Potato production in Cambodia has traditionally been negligible. With rising levels of potato consumption in Cambodia, the government has begun to encourage farmers to produce more potatoes. In September 2016, the first potato research center in Cambodia was opened.

==History==
Potato production in Cambodia has been historically negligible, due to the fact that the plant was not found in Asia until imported from its native region of the Andes of South America in the 1700s. In a September 2016 speech delivered at the opening ceremony for the US$200,000 potato research center just outside the Royal University of Agriculture in Phnom Penh, Veng Sakhon, the Minister for Agriculture, underscored the increasing importance of potato production in Cambodia:

The demand for potatoes in the Kingdom is growing year-on-year, not only due to demand from foreign tourists, but also local people.
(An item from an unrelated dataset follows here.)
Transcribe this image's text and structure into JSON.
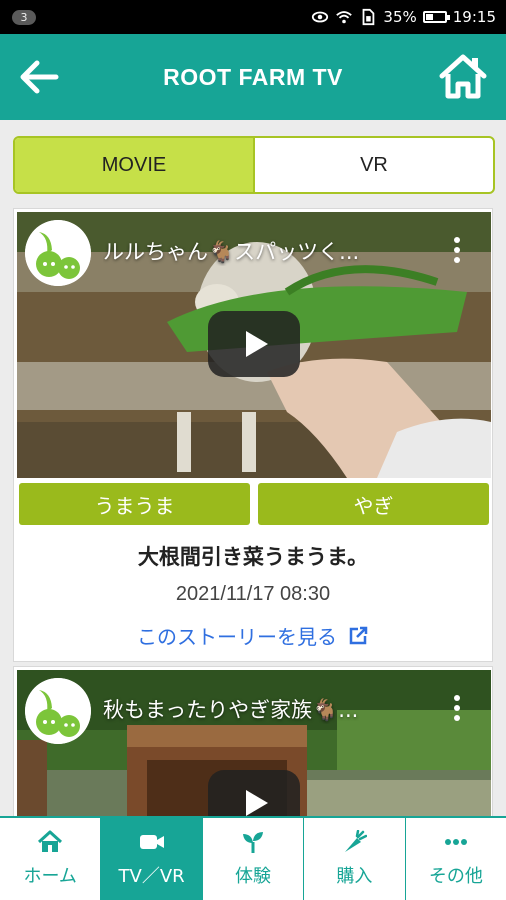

As such, the potato market is growing remarkably.

It was the first potato research center built in Cambodia, with the collaboration from the Korean Project of International Agriculture, the Korean International Cooperation Agency and the Cambodian Ministry of Rural Development. In March 2017, after testing different potato varieties from countries including Peru, South Korea, and Germany, and identifying those suitable for the Cambodian climate, researchers from the center announced that Cambodia’s eastern Mondulkiri province would become Cambodia's first planting area for potatoes. They also projected that potatoes would eventually overtake rice as Cambodia's most important crop. The announcement was well-received by several restaurateurs who believed that the increased production of potatoes in Cambodia would drive down their overall costs. Additionally, the Sustainable Agrifood Systems (SAS) arm of ASEAN produced a Khmer potato-growing manual for local farmers.

==Cuisine==
Potatoes are not an integral part of Cambodian cuisine, and "the prospect of mashed, baked, boiled or fried potatoes seems to have little traction with Cambodians"; even in rural areas, where rice is scarce, potatoes are not typically consumed. Potatoes in Cambodia are used more for snacking than as a staple food, and potato consumption is generally more common in urban areas where there are foreigners.